Regarding the "litter" thread, funny, just before we got into that I was noticing on the same page in this photo from 1926 how the street level of Bixel Street looked remarkably similar to today....the litter tossed into the gutter and just left there on the left and in the vacant lot on the right....also the untended/overgrown median. Where was the management/owner of Whitehall Court and why not send one of their maintenance folks down to pick up the litter so nearby their property as I would do like I do near my own house now? I can just imagine them griping "why doesn't someone [of course this timeless "someone" always meaning someone "else"] do something about this litter? It was never thus years ago! Must have been the war."

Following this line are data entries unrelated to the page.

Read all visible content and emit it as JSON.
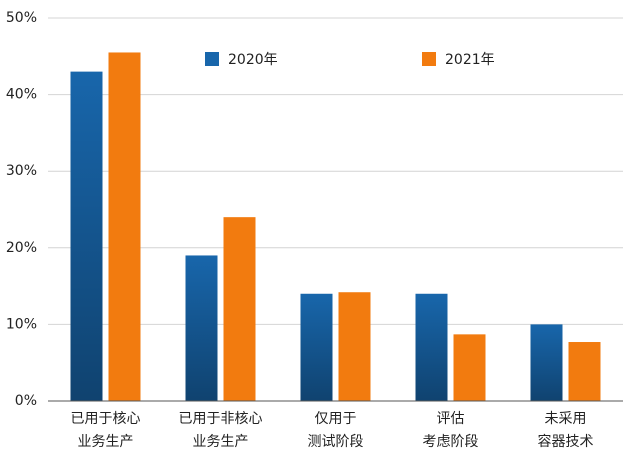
{
  "chart_data": {
    "type": "bar",
    "categories": [
      [
        "已用于核心",
        "业务生产"
      ],
      [
        "已用于非核心",
        "业务生产"
      ],
      [
        "仅用于",
        "测试阶段"
      ],
      [
        "评估",
        "考虑阶段"
      ],
      [
        "未采用",
        "容器技术"
      ]
    ],
    "series": [
      {
        "name": "2020年",
        "color": "#1866ab",
        "values": [
          43,
          19,
          14,
          14,
          10
        ]
      },
      {
        "name": "2021年",
        "color": "#f27b0f",
        "values": [
          45.5,
          24,
          14.2,
          8.7,
          7.7
        ]
      }
    ],
    "ylim": [
      0,
      50
    ],
    "yticks": [
      {
        "value": 0,
        "label": "0%"
      },
      {
        "value": 10,
        "label": "10%"
      },
      {
        "value": 20,
        "label": "20%"
      },
      {
        "value": 30,
        "label": "30%"
      },
      {
        "value": 40,
        "label": "40%"
      },
      {
        "value": 50,
        "label": "50%"
      }
    ],
    "grid": true,
    "legend": "top"
  }
}
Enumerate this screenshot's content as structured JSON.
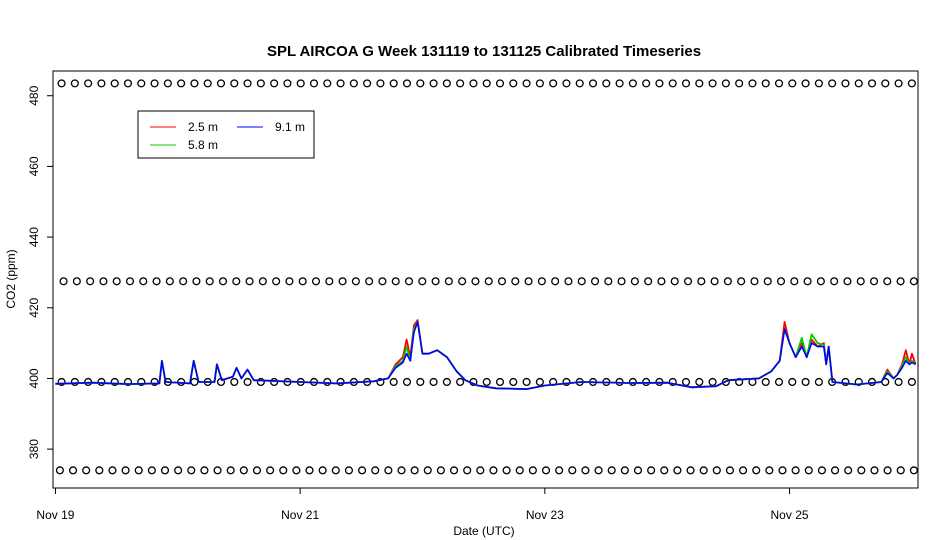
{
  "chart_data": {
    "type": "line",
    "title": "SPL AIRCOA G  Week 131119 to 131125  Calibrated Timeseries",
    "xlabel": "Date (UTC)",
    "ylabel": "CO2 (ppm)",
    "x_ticks": [
      {
        "day": 0,
        "label": "Nov 19"
      },
      {
        "day": 2,
        "label": "Nov 21"
      },
      {
        "day": 4,
        "label": "Nov 23"
      },
      {
        "day": 6,
        "label": "Nov 25"
      }
    ],
    "xlim": [
      -0.02,
      7.05
    ],
    "ylim": [
      369,
      487
    ],
    "y_ticks": [
      380,
      400,
      420,
      440,
      460,
      480
    ],
    "legend_position": "top-left",
    "series": [
      {
        "name": "2.5 m",
        "color": "#ff0000",
        "points": [
          [
            0,
            398.5
          ],
          [
            0.3,
            398.8
          ],
          [
            0.6,
            398.4
          ],
          [
            0.85,
            398.6
          ],
          [
            0.87,
            405
          ],
          [
            0.9,
            399
          ],
          [
            1.1,
            398.6
          ],
          [
            1.13,
            405
          ],
          [
            1.17,
            399
          ],
          [
            1.3,
            399
          ],
          [
            1.32,
            404
          ],
          [
            1.36,
            399.5
          ],
          [
            1.45,
            400.5
          ],
          [
            1.48,
            403
          ],
          [
            1.52,
            400
          ],
          [
            1.57,
            402.5
          ],
          [
            1.62,
            399.5
          ],
          [
            2,
            399
          ],
          [
            2.3,
            398.6
          ],
          [
            2.6,
            399.2
          ],
          [
            2.72,
            400
          ],
          [
            2.78,
            404
          ],
          [
            2.84,
            406
          ],
          [
            2.87,
            411
          ],
          [
            2.9,
            406
          ],
          [
            2.93,
            415
          ],
          [
            2.96,
            416.5
          ],
          [
            3,
            407
          ],
          [
            3.05,
            407
          ],
          [
            3.12,
            408
          ],
          [
            3.2,
            406
          ],
          [
            3.28,
            402
          ],
          [
            3.35,
            399.5
          ],
          [
            3.45,
            398
          ],
          [
            3.6,
            397.2
          ],
          [
            3.85,
            397
          ],
          [
            4,
            398
          ],
          [
            4.3,
            399
          ],
          [
            4.7,
            398.7
          ],
          [
            5,
            398.8
          ],
          [
            5.2,
            397.5
          ],
          [
            5.4,
            397.8
          ],
          [
            5.5,
            399.5
          ],
          [
            5.75,
            400
          ],
          [
            5.85,
            402
          ],
          [
            5.92,
            405
          ],
          [
            5.96,
            416
          ],
          [
            6.0,
            410
          ],
          [
            6.05,
            406
          ],
          [
            6.1,
            410
          ],
          [
            6.14,
            406
          ],
          [
            6.18,
            411
          ],
          [
            6.23,
            409
          ],
          [
            6.28,
            410
          ],
          [
            6.3,
            404
          ],
          [
            6.32,
            409
          ],
          [
            6.35,
            399
          ],
          [
            6.55,
            398.3
          ],
          [
            6.75,
            399
          ],
          [
            6.8,
            402.5
          ],
          [
            6.85,
            400
          ],
          [
            6.88,
            401
          ],
          [
            6.92,
            404
          ],
          [
            6.95,
            408
          ],
          [
            6.98,
            404
          ],
          [
            7.0,
            407
          ],
          [
            7.03,
            404
          ]
        ]
      },
      {
        "name": "5.8 m",
        "color": "#00cc00",
        "points": [
          [
            0,
            398.5
          ],
          [
            0.3,
            398.8
          ],
          [
            0.6,
            398.4
          ],
          [
            0.85,
            398.6
          ],
          [
            0.87,
            405
          ],
          [
            0.9,
            399
          ],
          [
            1.1,
            398.6
          ],
          [
            1.13,
            405
          ],
          [
            1.17,
            399
          ],
          [
            1.3,
            399
          ],
          [
            1.32,
            404
          ],
          [
            1.36,
            399.5
          ],
          [
            1.45,
            400.5
          ],
          [
            1.48,
            403
          ],
          [
            1.52,
            400
          ],
          [
            1.57,
            402.5
          ],
          [
            1.62,
            399.5
          ],
          [
            2,
            399
          ],
          [
            2.3,
            398.6
          ],
          [
            2.6,
            399.2
          ],
          [
            2.72,
            400
          ],
          [
            2.78,
            403.5
          ],
          [
            2.84,
            405
          ],
          [
            2.87,
            409
          ],
          [
            2.9,
            405
          ],
          [
            2.93,
            414
          ],
          [
            2.96,
            416
          ],
          [
            3,
            407
          ],
          [
            3.05,
            407
          ],
          [
            3.12,
            408
          ],
          [
            3.2,
            406
          ],
          [
            3.28,
            402
          ],
          [
            3.35,
            399.5
          ],
          [
            3.45,
            398
          ],
          [
            3.6,
            397.2
          ],
          [
            3.85,
            397
          ],
          [
            4,
            398
          ],
          [
            4.3,
            399
          ],
          [
            4.7,
            398.7
          ],
          [
            5,
            398.8
          ],
          [
            5.2,
            397.5
          ],
          [
            5.4,
            397.8
          ],
          [
            5.5,
            399.5
          ],
          [
            5.75,
            400
          ],
          [
            5.85,
            402
          ],
          [
            5.92,
            405
          ],
          [
            5.96,
            414
          ],
          [
            6.0,
            410
          ],
          [
            6.05,
            406
          ],
          [
            6.1,
            411.5
          ],
          [
            6.14,
            406
          ],
          [
            6.18,
            412.5
          ],
          [
            6.23,
            410
          ],
          [
            6.28,
            409.5
          ],
          [
            6.3,
            404
          ],
          [
            6.32,
            409
          ],
          [
            6.35,
            399
          ],
          [
            6.55,
            398.3
          ],
          [
            6.75,
            399
          ],
          [
            6.8,
            402
          ],
          [
            6.85,
            400
          ],
          [
            6.88,
            401
          ],
          [
            6.92,
            403.5
          ],
          [
            6.95,
            406
          ],
          [
            6.98,
            404
          ],
          [
            7.0,
            405
          ],
          [
            7.03,
            404
          ]
        ]
      },
      {
        "name": "9.1 m",
        "color": "#0000ff",
        "points": [
          [
            0,
            398.5
          ],
          [
            0.3,
            398.8
          ],
          [
            0.6,
            398.4
          ],
          [
            0.85,
            398.6
          ],
          [
            0.87,
            405
          ],
          [
            0.9,
            399
          ],
          [
            1.1,
            398.6
          ],
          [
            1.13,
            405
          ],
          [
            1.17,
            399
          ],
          [
            1.3,
            399
          ],
          [
            1.32,
            404
          ],
          [
            1.36,
            399.5
          ],
          [
            1.45,
            400.5
          ],
          [
            1.48,
            403
          ],
          [
            1.52,
            400
          ],
          [
            1.57,
            402.5
          ],
          [
            1.62,
            399.5
          ],
          [
            2,
            399
          ],
          [
            2.3,
            398.6
          ],
          [
            2.6,
            399.2
          ],
          [
            2.72,
            400
          ],
          [
            2.78,
            403
          ],
          [
            2.84,
            404.5
          ],
          [
            2.87,
            407
          ],
          [
            2.9,
            405
          ],
          [
            2.93,
            413
          ],
          [
            2.96,
            416
          ],
          [
            3,
            407
          ],
          [
            3.05,
            407
          ],
          [
            3.12,
            408
          ],
          [
            3.2,
            406
          ],
          [
            3.28,
            402
          ],
          [
            3.35,
            399.5
          ],
          [
            3.45,
            398
          ],
          [
            3.6,
            397.2
          ],
          [
            3.85,
            397
          ],
          [
            4,
            398
          ],
          [
            4.3,
            399
          ],
          [
            4.7,
            398.7
          ],
          [
            5,
            398.8
          ],
          [
            5.2,
            397.5
          ],
          [
            5.4,
            397.8
          ],
          [
            5.5,
            399.5
          ],
          [
            5.75,
            400
          ],
          [
            5.85,
            402
          ],
          [
            5.92,
            405
          ],
          [
            5.96,
            414
          ],
          [
            6.0,
            410
          ],
          [
            6.05,
            406
          ],
          [
            6.1,
            409
          ],
          [
            6.14,
            406
          ],
          [
            6.18,
            410
          ],
          [
            6.23,
            409
          ],
          [
            6.28,
            409
          ],
          [
            6.3,
            404
          ],
          [
            6.32,
            409
          ],
          [
            6.35,
            399
          ],
          [
            6.55,
            398.3
          ],
          [
            6.75,
            399
          ],
          [
            6.8,
            401.5
          ],
          [
            6.85,
            400
          ],
          [
            6.88,
            401
          ],
          [
            6.92,
            403
          ],
          [
            6.95,
            405
          ],
          [
            6.98,
            404
          ],
          [
            7.0,
            404.5
          ],
          [
            7.03,
            404
          ]
        ]
      }
    ],
    "marker_rows": [
      {
        "y": 483.5,
        "symbol": "open-circle",
        "x_start": 0.05,
        "x_end": 7.0,
        "count": 65
      },
      {
        "y": 427.5,
        "symbol": "open-circle",
        "x_start": 0.05,
        "x_end": 7.0,
        "count": 65
      },
      {
        "y": 399,
        "symbol": "open-circle",
        "x_start": 0.05,
        "x_end": 7.0,
        "count": 65
      },
      {
        "y": 374,
        "symbol": "open-circle",
        "x_start": 0.02,
        "x_end": 7.0,
        "count": 66
      }
    ],
    "grid": false
  }
}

This site has often surprised me by how times have changed so much in many ways, yet in other respects not much at all. A couple examples of things that have gotten my notice in a fun familiar way in old photos here are the vegetarian restaurant on Hill St at the base of the Angels Flight (LA at the leading edge of health trends even then) around 1900 and also the surprising number of Spanish language businesses and advertisements in late 19th century early 20th c LA...particularly the areas around Main/Broadway/Temple north to the Plaza. The past often tends to get idealized in peoples minds as a fantasy place of mental comfort and retreat (idyllic/idealized childhood memories), but people really have not really changed that much. When I took Latin years ago, a special delight was being able to read the etched graffiti of ancient Romans preserved in the walls of Pompeii & Herculaneum (though admittedly I would have been one of the ancient citizens of the day lobbying the local Consul to help stamp it out lest it ruin the lovely area around the amphitheater/baths as I hate graffiti and probably would have then as well!)

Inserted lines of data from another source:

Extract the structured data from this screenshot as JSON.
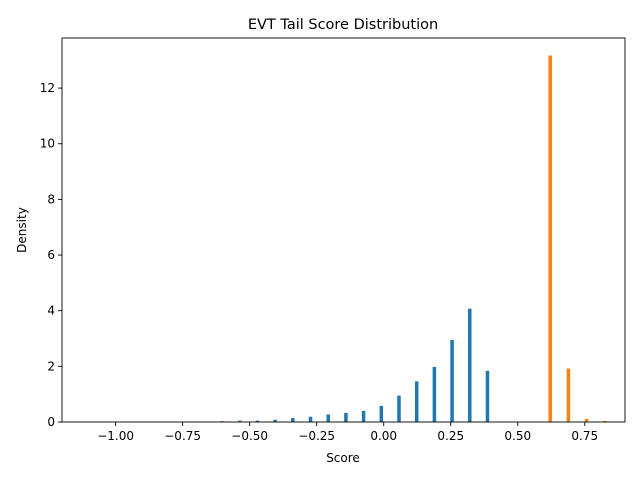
{
  "chart_data": {
    "type": "bar",
    "title": "EVT Tail Score Distribution",
    "xlabel": "Score",
    "ylabel": "Density",
    "xlim": [
      -1.2,
      0.9
    ],
    "ylim": [
      0,
      13.8
    ],
    "x_ticks": [
      -1.0,
      -0.75,
      -0.5,
      -0.25,
      0.0,
      0.25,
      0.5,
      0.75
    ],
    "x_tick_labels": [
      "−1.00",
      "−0.75",
      "−0.50",
      "−0.25",
      "0.00",
      "0.25",
      "0.50",
      "0.75"
    ],
    "y_ticks": [
      0,
      2,
      4,
      6,
      8,
      10,
      12
    ],
    "y_tick_labels": [
      "0",
      "2",
      "4",
      "6",
      "8",
      "10",
      "12"
    ],
    "bar_width": 0.013,
    "grid": false,
    "legend": "none",
    "series": [
      {
        "color": "#1f77b4",
        "x": [
          -1.131,
          -1.065,
          -0.999,
          -0.933,
          -0.867,
          -0.801,
          -0.735,
          -0.669,
          -0.603,
          -0.537,
          -0.471,
          -0.405,
          -0.339,
          -0.273,
          -0.207,
          -0.141,
          -0.075,
          -0.009,
          0.057,
          0.123,
          0.189,
          0.255,
          0.321,
          0.387
        ],
        "values": [
          0.0,
          0.0,
          0.0,
          0.0,
          0.0,
          0.0,
          0.0,
          0.0,
          0.03,
          0.05,
          0.05,
          0.08,
          0.14,
          0.19,
          0.27,
          0.33,
          0.4,
          0.58,
          0.95,
          1.46,
          1.98,
          2.95,
          4.07,
          1.84
        ]
      },
      {
        "color": "#ff7f0e",
        "x": [
          0.485,
          0.553,
          0.621,
          0.689,
          0.757,
          0.825
        ],
        "values": [
          0.0,
          0.0,
          13.17,
          1.92,
          0.11,
          0.04
        ]
      }
    ]
  }
}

Good catch, Silverlaker. It's much along the lines of what I was thinking and it reminds of the recent photos I posted of the Pioneer Memorial at Fort Moore Hill. It also reminds me of the old and uncared for people and houses on Bunker Hill when I was a kid. My family didn't go near Bunker Hill if we could avoid it. It was dirty, often scary. It was also a mostly Caucasian (White) neighborhood, not that race or ethnicity is to blame, but only a factor. What bunker Hill taught me is that blight is used an agent for change. From what I understand, the grand palaces of Bunker Hill (not cheaply built) became a convenient blight to land developers not long after their construction. I see the same pattern happening at the Pioneer Memorial now. It has been neglected for 40 years now, and the city's covenant to keep the memorial has faded into obscurity, pressed, I'm certain, by the high value of the land on which it stands.